Norrie credits Raducanu’s US Open run for inspiring him and believes her success is ‘huge for British tennis.’ The 18-year-old became the first qualifier in history to win a major title in New York as she won 10 matches in a row without dropping a set. Her victories include wins over top 20 players Belinda Bencic and Maria Sakkari.

“That was utterly incredible what she did in New York. To come through qualifying and then to go out and just whack every opponent that she had,” he told Sky Sports.
“She won in straight sets and to do that at such a young age. To do it with that kind of confidence and come out and own every match was extremely impressive.
“It will definitely give the girls around her ranking where she was before the US Open a lot of confidence and a lot of belief.
“I was inspired by her triumph in New York. It’s huge for British tennis. I think for sure it’s going to put a lot of rackets in hand for the next generation of younger boys and girls to start playing tennis at home in the UK.”

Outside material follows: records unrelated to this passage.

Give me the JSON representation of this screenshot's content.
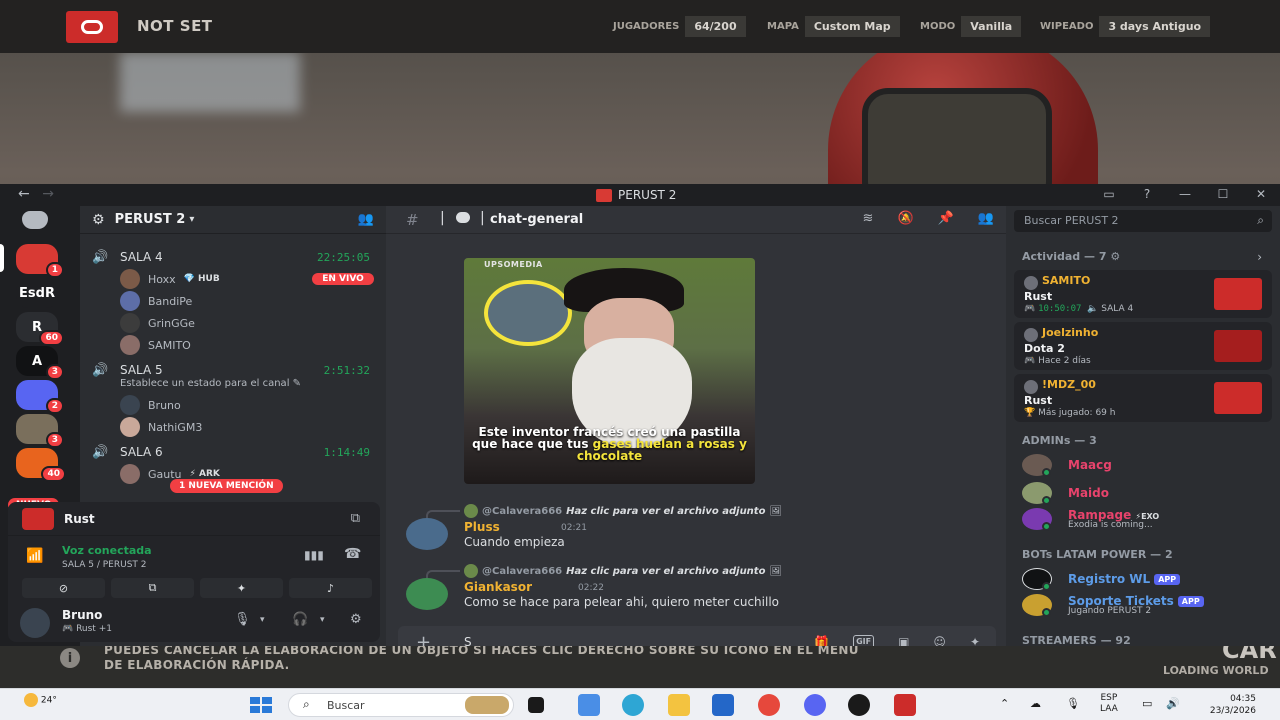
{
  "game": {
    "server_name": "NOT SET",
    "stats": [
      {
        "label": "JUGADORES",
        "value": "64/200"
      },
      {
        "label": "MAPA",
        "value": "Custom Map"
      },
      {
        "label": "MODO",
        "value": "Vanilla"
      },
      {
        "label": "WIPEADO",
        "value": "3 days Antiguo"
      }
    ],
    "hint_icon": "i",
    "hint": "PUEDES CANCELAR LA ELABORACIÓN DE UN OBJETO SI HACES CLIC DERECHO SOBRE SU ÍCONO EN EL MENÚ DE ELABORACIÓN RÁPIDA.",
    "corner_big": "CAR",
    "loading": "LOADING WORLD"
  },
  "window": {
    "title": "PERUST 2",
    "back": "←",
    "forward": "→",
    "controls": [
      "▭",
      "?",
      "—",
      "☐",
      "✕"
    ]
  },
  "rail": {
    "items": [
      {
        "label": "",
        "badge": "1",
        "color": "#d83a34"
      },
      {
        "label": "EsdR",
        "badge": "",
        "color": "#1e1f22"
      },
      {
        "label": "R",
        "badge": "60",
        "color": "#2b2d31"
      },
      {
        "label": "A",
        "badge": "3",
        "color": "#111214"
      },
      {
        "label": "",
        "badge": "2",
        "color": "#5865f2"
      },
      {
        "label": "",
        "badge": "3",
        "color": "#7a6f5c"
      },
      {
        "label": "",
        "badge": "40",
        "color": "#e8641e"
      }
    ],
    "nuevo": "NUEVO"
  },
  "sidebar": {
    "guild_name": "PERUST 2",
    "channels": [
      {
        "name": "SALA 4",
        "time": "22:25:05"
      },
      {
        "name": "SALA 5",
        "time": "2:51:32",
        "status": "Establece un estado para el canal ✎"
      },
      {
        "name": "SALA 6",
        "time": "1:14:49"
      }
    ],
    "sala4_members": [
      "Hoxx",
      "BandiPe",
      "GrinGGe",
      "SAMITO"
    ],
    "hoxx_tag": "💎 HUB",
    "live": "EN VIVO",
    "sala5_members": [
      "Bruno",
      "NathiGM3"
    ],
    "sala6_members": [
      "Gautu"
    ],
    "gautu_tag": "⚡ ARK",
    "mention": "1 NUEVA MENCIÓN"
  },
  "voice_panel": {
    "activity": "Rust",
    "connected": "Voz conectada",
    "location": "SALA 5 / PERUST 2",
    "username": "Bruno",
    "user_status": "🎮 Rust +1"
  },
  "chat": {
    "channel": "chat-general",
    "media": {
      "brand": "UPSOMEDIA",
      "caption_1": "Este inventor francés creó una pastilla que hace que tus ",
      "caption_hl": "gases huelan a rosas y chocolate"
    },
    "messages": [
      {
        "reply_author": "@Calavera666",
        "reply_text": "Haz clic para ver el archivo adjunto",
        "author": "Pluss",
        "author_color": "#f0b232",
        "time": "02:21",
        "text": "Cuando empieza"
      },
      {
        "reply_author": "@Calavera666",
        "reply_text": "Haz clic para ver el archivo adjunto",
        "author": "Giankasor",
        "author_color": "#f0b232",
        "time": "02:22",
        "text": "Como se hace para pelear ahi, quiero meter cuchillo"
      }
    ],
    "composer_value": "S",
    "gif_label": "GIF"
  },
  "right": {
    "search_placeholder": "Buscar PERUST 2",
    "activity_title": "Actividad — 7 ⚙",
    "activities": [
      {
        "user": "SAMITO",
        "game": "Rust",
        "time": "10:50:07",
        "extra": "🔈 SALA 4",
        "thumb": "#cc2c2a"
      },
      {
        "user": "Joelzinho",
        "game": "Dota 2",
        "meta": "🎮 Hace 2 días",
        "thumb": "#a51e1e"
      },
      {
        "user": "!MDZ_00",
        "game": "Rust",
        "meta": "🏆 Más jugado: 69 h",
        "thumb": "#cc2c2a"
      }
    ],
    "admins_title": "ADMINs — 3",
    "admins": [
      {
        "name": "Maacg",
        "color": "#e8436c"
      },
      {
        "name": "Maido",
        "color": "#e8436c"
      },
      {
        "name": "Rampage",
        "color": "#e8436c",
        "tag": "⚡EXO",
        "sub": "Exodia is coming..."
      }
    ],
    "bots_title": "BOTs LATAM POWER — 2",
    "bots": [
      {
        "name": "Registro WL",
        "color": "#5d9ce8",
        "app": "APP"
      },
      {
        "name": "Soporte Tickets",
        "color": "#5d9ce8",
        "app": "APP",
        "sub": "Jugando PERUST 2"
      }
    ],
    "streamers_title": "STREAMERS — 92"
  },
  "taskbar": {
    "temp": "24°",
    "search": "Buscar",
    "lang_1": "ESP",
    "lang_2": "LAA",
    "time": "04:35",
    "date": "23/3/2026"
  }
}
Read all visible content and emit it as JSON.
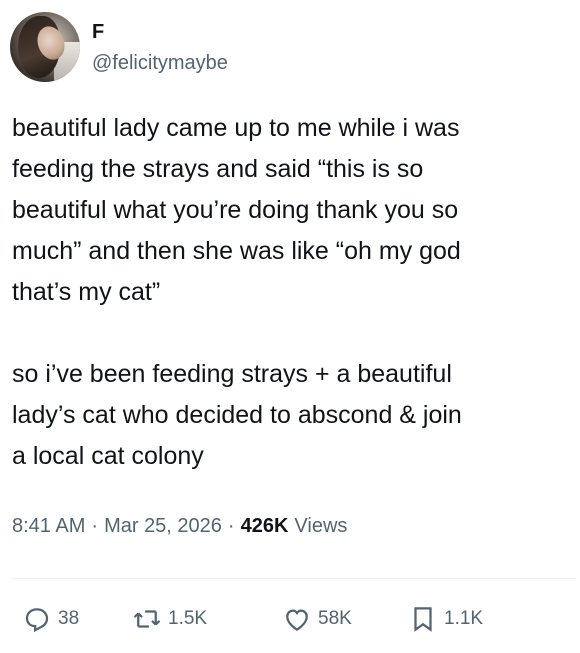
{
  "user": {
    "display_name": "F",
    "handle": "@felicitymaybe"
  },
  "tweet": {
    "paragraphs": [
      "beautiful lady came up to me while i was\nfeeding the strays and said “this is so\nbeautiful what you’re doing thank you so\nmuch” and then she was like “oh my god\nthat’s my cat”",
      "so i’ve been feeding strays + a beautiful\nlady’s cat who decided to abscond & join\na local cat colony"
    ]
  },
  "meta": {
    "time": "8:41 AM",
    "separator": "·",
    "date": "Mar 25, 2026",
    "views_count": "426K",
    "views_label": "Views"
  },
  "actions": {
    "replies": "38",
    "reposts": "1.5K",
    "likes": "58K",
    "bookmarks": "1.1K"
  },
  "icons": [
    "reply-icon",
    "repost-icon",
    "like-icon",
    "bookmark-icon"
  ],
  "colors": {
    "text": "#0f1419",
    "secondary": "#536471",
    "divider": "#eff3f4"
  }
}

Norrie himself is currently in the midst of what has been a breakout season for the 26-year-old who was a former top-ranked player in the US during his college years. He ties Novak Djokovic for most appearances in a Tour final this season at six. Three of those finals were on a hardcourt, two on the clay and one on grass. He won his maiden Tour title in July at the Los Cabos Open. Norrie has also scored multiple wins over top 10 players this season for the first time in his career – beating Dominic Thiem in Lyon and Andrey Rublev in San Diego.

“I want to get to world No 1, that’s the ultimate goal. Everyone on my team has the same target. Clearly it’s extremely difficult to do, and there’s a long road ahead. But we set high expectations and we’re going to strive towards them.” Norrie told The Telegraph earlier this week.

Norrie enters the final stretch of the 2021 season with 47 match wins to his name and is within contention of qualifying for the ATP Finals. To put that into perspective, since its inception in 1970 only three British players has ever participated in the event.